WHAT DRIVES MERGER AND ACQUISITION SUCCESS? A MULTILEVEL SYSTEMATIC LITERATURE REVIEW
Keywords:
Mergers and Acquisitions, M&A Success, Institutional Environment, Strategic FitAbstract
Mergers and acquisitions (M&A) are widely employed as strategic instruments to achieve growth, restructuring, and competitive advantage. Nevertheless, the persistent gap between expected synergies and realized post-merger performance suggests that M&A success is shaped by a complex and interdependent configuration of determinants rather than by financial considerations alone. This study systematically synthesizes the key determinants and causal mechanisms of M&A success through a Systematic Literature Review (SLR) of 60 peer-reviewed international journal articles published between 2020 and 2025. The review was conducted in accordance with the PRISMA 2020 guidelines and analyzed using thematic synthesis.
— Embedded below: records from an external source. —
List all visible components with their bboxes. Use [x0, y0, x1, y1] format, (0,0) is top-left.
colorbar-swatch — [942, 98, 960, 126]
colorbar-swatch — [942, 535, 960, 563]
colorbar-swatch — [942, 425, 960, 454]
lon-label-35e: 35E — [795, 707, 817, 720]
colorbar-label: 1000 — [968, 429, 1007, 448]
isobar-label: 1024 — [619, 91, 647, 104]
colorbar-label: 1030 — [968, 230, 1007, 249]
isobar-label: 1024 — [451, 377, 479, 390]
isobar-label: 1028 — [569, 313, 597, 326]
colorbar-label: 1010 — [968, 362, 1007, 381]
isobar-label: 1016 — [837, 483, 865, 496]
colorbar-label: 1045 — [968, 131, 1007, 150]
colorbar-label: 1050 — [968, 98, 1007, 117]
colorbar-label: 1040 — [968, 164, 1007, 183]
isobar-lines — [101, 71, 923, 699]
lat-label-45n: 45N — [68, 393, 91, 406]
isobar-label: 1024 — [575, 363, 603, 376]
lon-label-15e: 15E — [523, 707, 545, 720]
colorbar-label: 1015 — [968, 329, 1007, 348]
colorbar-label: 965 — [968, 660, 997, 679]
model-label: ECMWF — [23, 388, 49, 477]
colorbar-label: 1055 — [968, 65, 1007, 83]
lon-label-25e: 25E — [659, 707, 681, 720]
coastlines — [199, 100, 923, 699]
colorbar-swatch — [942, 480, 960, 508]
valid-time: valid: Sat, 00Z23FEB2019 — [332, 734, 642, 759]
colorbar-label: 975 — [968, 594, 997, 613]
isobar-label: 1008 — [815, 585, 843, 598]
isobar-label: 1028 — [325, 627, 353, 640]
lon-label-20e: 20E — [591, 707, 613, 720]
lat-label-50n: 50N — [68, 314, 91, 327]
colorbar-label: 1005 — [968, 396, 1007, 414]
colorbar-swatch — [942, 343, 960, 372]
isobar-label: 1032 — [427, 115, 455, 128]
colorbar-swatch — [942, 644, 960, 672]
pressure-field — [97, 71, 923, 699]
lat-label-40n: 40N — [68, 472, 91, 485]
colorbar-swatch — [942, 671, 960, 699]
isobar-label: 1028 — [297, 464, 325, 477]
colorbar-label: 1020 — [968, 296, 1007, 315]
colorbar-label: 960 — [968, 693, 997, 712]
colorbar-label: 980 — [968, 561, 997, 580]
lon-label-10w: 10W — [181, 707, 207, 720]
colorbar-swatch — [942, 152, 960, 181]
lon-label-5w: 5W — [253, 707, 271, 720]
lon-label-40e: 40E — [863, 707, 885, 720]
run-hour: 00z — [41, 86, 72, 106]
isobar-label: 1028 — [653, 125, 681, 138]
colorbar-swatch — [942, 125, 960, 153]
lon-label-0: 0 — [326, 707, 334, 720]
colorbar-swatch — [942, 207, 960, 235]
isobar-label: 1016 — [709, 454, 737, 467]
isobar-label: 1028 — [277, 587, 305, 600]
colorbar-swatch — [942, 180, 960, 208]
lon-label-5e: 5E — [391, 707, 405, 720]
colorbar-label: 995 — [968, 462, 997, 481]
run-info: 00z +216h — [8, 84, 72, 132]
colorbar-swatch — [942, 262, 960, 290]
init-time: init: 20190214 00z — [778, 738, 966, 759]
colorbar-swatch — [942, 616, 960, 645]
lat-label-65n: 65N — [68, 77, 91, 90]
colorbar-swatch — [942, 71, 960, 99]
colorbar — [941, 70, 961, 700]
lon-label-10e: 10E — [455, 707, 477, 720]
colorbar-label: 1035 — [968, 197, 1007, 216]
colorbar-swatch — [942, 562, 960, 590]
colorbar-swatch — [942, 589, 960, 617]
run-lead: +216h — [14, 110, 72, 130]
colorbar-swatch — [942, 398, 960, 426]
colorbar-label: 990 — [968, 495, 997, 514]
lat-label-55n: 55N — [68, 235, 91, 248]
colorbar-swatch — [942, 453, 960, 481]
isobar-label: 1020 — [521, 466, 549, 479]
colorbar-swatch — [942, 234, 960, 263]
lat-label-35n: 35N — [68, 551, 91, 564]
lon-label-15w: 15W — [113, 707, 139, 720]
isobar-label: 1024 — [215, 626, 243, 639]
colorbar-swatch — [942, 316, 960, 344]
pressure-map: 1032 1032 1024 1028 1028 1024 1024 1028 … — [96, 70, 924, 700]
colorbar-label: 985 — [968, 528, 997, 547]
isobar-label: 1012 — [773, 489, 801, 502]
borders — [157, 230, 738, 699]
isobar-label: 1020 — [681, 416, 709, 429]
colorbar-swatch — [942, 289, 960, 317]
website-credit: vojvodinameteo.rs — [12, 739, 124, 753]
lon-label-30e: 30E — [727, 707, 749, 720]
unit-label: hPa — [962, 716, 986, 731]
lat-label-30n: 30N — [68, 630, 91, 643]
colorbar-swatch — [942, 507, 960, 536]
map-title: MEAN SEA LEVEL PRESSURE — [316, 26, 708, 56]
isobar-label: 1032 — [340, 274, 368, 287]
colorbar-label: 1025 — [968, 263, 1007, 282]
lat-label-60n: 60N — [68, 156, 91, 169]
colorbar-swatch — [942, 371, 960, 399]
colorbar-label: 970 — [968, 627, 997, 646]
The findings indicate that the determinants of M&A success can be organized into four interrelated clusters: (1) institutional environment, (2) corporate governance and managerial characteristics, (3) strategic fit and resource capabilities, and (4) post-merger integration and behavioral factors. These clusters operate through core mechanisms, including the quality of strategic decision-making, synergy realization and organizational learning, institutional legitimacy and uncertainty reduction, and the effectiveness of social and cultural integration. From a theoretical perspective, this study integrates Agency Theory, Upper Echelons Theory, the Resource-Based View, Dynamic Capabilities, Institutional Theory, and behavioral perspectives into a unified multilevel framework that conceptualizes M&A success as the outcome of interactions across macro-level institutional conditions, meso-level governance and strategic configurations, and micro-level integration processes and human dynamics. By adopting this multilevel perspective, the study advances the M&A literature beyond fragmented, single-level explanations and clarifies how structural contexts, organizational capabilities, and social processes jointly shape value creation. Practically, the findings suggest that sustainable M&A success depends not only on strategic and financial alignment but also on robust governance structures, adaptive organizational capabilities, and effective management of cultural and behavioral integration. The proposed conceptual framework offers a comprehensive foundation for scholars and practitioners to better understand and manage M&A as an integrated process of economic, organizational, and socio-cultural transformation.